There’s some new moves in your arsenal, as well. Death From Above is about as bombastic an attack as they come, seeing the hulking robots leap into the sky on rocket boosters, and come crashing down to the ground next to an enemy to deal damage point blank. It’s immensely satisfying, but it comes at a cost, as it destabilises your mech and also damages the internal structure of its legs in the process. So yes, bombastic and immensely satisfying, but also one to reserve for dramatic finishes if you value actually winning the fight!

You’ll likely have to take this effect into account in the overarching single player campaign, where you will need to repair and replace mechs that have been damaged or destroyed. It could be much better to play it safe than to be reckless and rush in like a fool, otherwise when it comes to taking on the next contract for your mercenary outfit, you might be hampered by lingering damage and be fighting with your backs to the wall.

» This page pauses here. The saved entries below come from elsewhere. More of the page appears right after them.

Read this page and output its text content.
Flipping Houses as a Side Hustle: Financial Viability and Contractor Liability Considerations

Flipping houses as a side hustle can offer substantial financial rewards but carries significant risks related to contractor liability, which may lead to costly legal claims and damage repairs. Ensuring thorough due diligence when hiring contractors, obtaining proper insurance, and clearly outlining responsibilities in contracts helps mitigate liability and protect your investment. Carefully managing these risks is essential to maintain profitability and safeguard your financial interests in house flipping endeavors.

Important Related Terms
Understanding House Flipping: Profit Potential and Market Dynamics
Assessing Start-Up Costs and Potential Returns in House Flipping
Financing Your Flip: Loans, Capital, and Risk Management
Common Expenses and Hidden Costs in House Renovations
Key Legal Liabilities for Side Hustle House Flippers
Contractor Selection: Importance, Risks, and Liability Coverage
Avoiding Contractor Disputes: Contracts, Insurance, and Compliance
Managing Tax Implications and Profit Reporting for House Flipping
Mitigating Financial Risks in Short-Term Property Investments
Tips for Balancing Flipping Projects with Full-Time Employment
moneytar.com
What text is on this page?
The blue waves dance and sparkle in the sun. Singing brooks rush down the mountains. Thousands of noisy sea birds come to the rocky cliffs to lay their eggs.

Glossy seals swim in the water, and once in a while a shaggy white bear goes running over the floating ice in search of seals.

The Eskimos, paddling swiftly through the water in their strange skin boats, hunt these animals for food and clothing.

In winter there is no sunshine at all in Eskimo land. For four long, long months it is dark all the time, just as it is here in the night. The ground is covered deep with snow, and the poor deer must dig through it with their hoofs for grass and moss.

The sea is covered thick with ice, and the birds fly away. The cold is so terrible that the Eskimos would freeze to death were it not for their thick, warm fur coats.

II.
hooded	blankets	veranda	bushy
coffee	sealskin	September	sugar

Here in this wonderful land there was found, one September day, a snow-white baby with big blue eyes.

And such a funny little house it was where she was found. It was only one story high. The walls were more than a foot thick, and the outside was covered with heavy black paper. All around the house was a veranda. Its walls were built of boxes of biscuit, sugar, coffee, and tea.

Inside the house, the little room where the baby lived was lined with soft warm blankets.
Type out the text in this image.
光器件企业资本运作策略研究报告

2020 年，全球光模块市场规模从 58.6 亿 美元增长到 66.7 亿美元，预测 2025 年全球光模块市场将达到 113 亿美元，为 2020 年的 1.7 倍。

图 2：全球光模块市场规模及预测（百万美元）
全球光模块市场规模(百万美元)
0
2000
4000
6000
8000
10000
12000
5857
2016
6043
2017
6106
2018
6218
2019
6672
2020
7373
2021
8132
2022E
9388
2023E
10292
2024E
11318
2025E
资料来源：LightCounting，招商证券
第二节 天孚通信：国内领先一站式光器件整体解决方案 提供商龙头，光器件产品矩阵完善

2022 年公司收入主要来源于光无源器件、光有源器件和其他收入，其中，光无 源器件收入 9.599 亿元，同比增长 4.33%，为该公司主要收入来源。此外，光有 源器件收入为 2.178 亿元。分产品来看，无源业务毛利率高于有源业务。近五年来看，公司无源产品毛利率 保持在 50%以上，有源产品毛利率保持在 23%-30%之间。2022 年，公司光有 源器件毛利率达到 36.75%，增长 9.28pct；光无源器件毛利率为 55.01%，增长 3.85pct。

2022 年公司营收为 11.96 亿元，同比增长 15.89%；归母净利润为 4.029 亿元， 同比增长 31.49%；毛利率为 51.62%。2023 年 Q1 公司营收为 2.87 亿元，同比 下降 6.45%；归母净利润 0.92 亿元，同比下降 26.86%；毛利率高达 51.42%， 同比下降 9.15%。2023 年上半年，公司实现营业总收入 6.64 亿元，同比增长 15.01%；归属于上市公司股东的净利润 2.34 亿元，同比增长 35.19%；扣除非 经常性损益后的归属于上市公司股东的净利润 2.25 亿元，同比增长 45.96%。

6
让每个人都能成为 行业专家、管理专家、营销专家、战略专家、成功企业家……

While I was definitely being more reckless than cautious in this instance, I still felt like I had the upper hand in this fight. What was actually happening was much more even between myself and the AI, especially as my luck started to run out and a couple of my plays didn’t come off later in the demo. Sadly we’ll never know if I had a rousing victory or suffered defeat, as I simply ran out of time in the allotted window at Gamescom.

Even so, it’s clear that BattleTech is coming along nicely. The core hasn’t changed too much since PDXCON a few months ago, but there’s been some refinement to the user interface and some of the gameplay ideas since then. It was also great to get a sneak peak at a new planet, new weapons and ridiculous, over the top attacks like Death From Above.